Quietly, at first. But it’s getting louder.
Even if it still shakes sometimes.

So I’ve been standing at the River Liffey and watching the sunset. I’ve been drinking coffee in cafes half-asleep as I scribble poetry in my notebook. I’ve been carrying around a meditation stone to remind myself to breathe, and I put my hand in the lake at Glendalough to feel the energy of the space. I walk around Dublin thinking about my doctoral application and how I’m writing essays and filling out paperwork to get funding to move overseas. I want to teach. I want to write. I want to wake up in cities where I don’t know the language, and I want to sleep in beds, on benches, and on campsites where I can see the sun rise in different parts of the world. I want my body’s internal clock to be so confused that I sleep when I need to, eat when I’m hungry, and live the life that I promised the high-school version of me that I would.

I grew up in a small town where hardly anyone ever leaves.
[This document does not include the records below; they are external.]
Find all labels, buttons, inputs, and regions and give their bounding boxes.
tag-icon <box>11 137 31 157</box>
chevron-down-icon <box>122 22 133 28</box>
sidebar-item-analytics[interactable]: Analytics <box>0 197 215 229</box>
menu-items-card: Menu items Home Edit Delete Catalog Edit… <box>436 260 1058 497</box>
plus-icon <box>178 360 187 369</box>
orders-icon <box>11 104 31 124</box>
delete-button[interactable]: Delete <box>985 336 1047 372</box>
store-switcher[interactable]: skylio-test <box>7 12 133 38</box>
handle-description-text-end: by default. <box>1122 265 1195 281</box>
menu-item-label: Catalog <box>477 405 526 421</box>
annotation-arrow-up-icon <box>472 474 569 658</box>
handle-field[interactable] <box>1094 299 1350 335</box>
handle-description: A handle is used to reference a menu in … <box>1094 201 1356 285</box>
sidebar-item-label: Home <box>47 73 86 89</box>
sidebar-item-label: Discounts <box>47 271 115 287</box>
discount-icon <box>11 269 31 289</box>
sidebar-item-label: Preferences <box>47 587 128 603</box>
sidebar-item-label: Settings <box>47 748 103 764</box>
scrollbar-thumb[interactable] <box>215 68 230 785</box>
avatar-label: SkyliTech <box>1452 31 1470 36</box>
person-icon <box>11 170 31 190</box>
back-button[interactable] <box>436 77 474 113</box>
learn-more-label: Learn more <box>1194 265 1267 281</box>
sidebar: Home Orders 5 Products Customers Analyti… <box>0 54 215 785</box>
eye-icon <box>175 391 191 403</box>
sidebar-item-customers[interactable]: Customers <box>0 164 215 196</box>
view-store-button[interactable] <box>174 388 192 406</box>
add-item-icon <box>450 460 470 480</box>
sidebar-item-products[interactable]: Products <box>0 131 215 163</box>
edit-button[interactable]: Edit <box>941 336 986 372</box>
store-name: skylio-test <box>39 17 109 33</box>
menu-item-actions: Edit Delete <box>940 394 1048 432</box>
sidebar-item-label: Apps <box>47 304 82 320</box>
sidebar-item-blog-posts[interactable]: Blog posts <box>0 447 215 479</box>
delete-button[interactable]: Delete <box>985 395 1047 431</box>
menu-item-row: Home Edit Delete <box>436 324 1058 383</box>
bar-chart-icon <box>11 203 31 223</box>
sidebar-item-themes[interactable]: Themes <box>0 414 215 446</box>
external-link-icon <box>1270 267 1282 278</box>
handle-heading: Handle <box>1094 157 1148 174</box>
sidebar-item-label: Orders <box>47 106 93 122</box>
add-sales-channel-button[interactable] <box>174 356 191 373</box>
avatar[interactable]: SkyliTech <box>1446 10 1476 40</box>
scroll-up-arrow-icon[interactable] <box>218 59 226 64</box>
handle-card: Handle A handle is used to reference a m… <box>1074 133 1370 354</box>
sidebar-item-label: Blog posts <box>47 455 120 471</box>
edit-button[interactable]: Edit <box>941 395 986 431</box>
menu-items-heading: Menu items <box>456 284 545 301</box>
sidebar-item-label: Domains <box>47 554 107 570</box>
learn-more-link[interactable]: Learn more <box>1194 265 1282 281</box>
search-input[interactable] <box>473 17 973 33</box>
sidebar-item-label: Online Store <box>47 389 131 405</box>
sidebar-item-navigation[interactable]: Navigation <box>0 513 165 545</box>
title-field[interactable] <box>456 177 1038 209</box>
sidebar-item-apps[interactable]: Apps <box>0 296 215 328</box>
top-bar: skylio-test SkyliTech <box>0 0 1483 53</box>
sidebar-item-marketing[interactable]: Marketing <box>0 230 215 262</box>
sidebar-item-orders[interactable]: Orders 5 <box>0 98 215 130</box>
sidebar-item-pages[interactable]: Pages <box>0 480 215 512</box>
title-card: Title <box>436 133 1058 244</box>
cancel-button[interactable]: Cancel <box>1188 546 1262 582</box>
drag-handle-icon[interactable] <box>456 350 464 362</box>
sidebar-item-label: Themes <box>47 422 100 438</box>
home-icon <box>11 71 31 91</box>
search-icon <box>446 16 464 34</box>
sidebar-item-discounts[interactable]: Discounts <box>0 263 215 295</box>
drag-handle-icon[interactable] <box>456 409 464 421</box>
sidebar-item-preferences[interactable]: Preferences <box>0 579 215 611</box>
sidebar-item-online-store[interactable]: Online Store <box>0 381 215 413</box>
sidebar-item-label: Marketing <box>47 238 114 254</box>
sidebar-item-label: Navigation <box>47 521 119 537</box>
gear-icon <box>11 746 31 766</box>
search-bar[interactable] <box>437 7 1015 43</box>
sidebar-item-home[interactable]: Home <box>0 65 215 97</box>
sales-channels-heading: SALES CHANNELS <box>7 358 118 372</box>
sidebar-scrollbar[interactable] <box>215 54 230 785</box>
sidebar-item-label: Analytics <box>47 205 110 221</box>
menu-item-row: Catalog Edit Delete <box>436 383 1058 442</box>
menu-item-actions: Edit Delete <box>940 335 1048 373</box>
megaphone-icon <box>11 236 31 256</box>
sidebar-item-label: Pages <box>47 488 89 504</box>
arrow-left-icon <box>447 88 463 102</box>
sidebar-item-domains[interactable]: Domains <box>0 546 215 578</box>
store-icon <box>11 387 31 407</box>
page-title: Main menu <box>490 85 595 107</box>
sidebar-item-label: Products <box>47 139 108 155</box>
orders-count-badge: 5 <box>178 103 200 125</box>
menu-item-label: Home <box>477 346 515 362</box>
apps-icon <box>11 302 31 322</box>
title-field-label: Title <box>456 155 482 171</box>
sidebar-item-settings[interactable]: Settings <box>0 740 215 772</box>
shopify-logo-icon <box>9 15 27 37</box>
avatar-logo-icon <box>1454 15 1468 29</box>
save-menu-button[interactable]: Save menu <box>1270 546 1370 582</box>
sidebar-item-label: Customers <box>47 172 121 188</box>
I dated my high school sweetheart up until graduate school, and I lived such a sheltered life that I didn’t know anything about anything, including who I was. I had barely traveled, I couldn’t do anything on my own, and I was so afraid to make decisions based on what I wanted that I spent a good portion of my life miserable and walking on eggshells. Graduate school helped to change that. So did living on my own. But these past two years with Carlow have taught me to open my eyes and my heart to new possibilities and new places. So yeah. I don’t know where I’m going to end up a year from now. It might be back in school, it might be selling cemetery plots, it might be writing poetry in Galway. But the important thing here is that I’m fine, and I’m happy, and I’m so excited for everything that is ahead of me because there’s this terrifying excitement that I’m holding in my hands that is telling me that I can do and go and be anything and everything that I want.

I don’t even have to say silver lining, because I’m over this perpetual darkness that’s been clouding my vision all this time. Life is a journey-it sounds cliche, but I think we forget that some time—and it’s not meant to be easy and it’s not supposed to be static or lived in one place. I have adventure in my eyes and an imagination that keeps me up most nights because all I want to do is tell stories and travel and collect moments. I want to take pictures. I want to kayak down rivers. I want to eat food and drink beer that I can’t even pronounce, and when I do finally come to the page at night, I want to smile because I’m in Amsterdam, or London, or leaving my classroom in Pittsburgh, or sending a new manuscript to Raw Dog Screaming Press.

I want to write letters to my friends who live across the country.
I want to stand in history and witness how it’s changing me.
I want to celebrate the fact that I’ve been in Italy and Ireland, and that I’m collecting stamps in my passport.

Everything has a way of working itself out.
I’m just along for the ride so I can write it all down.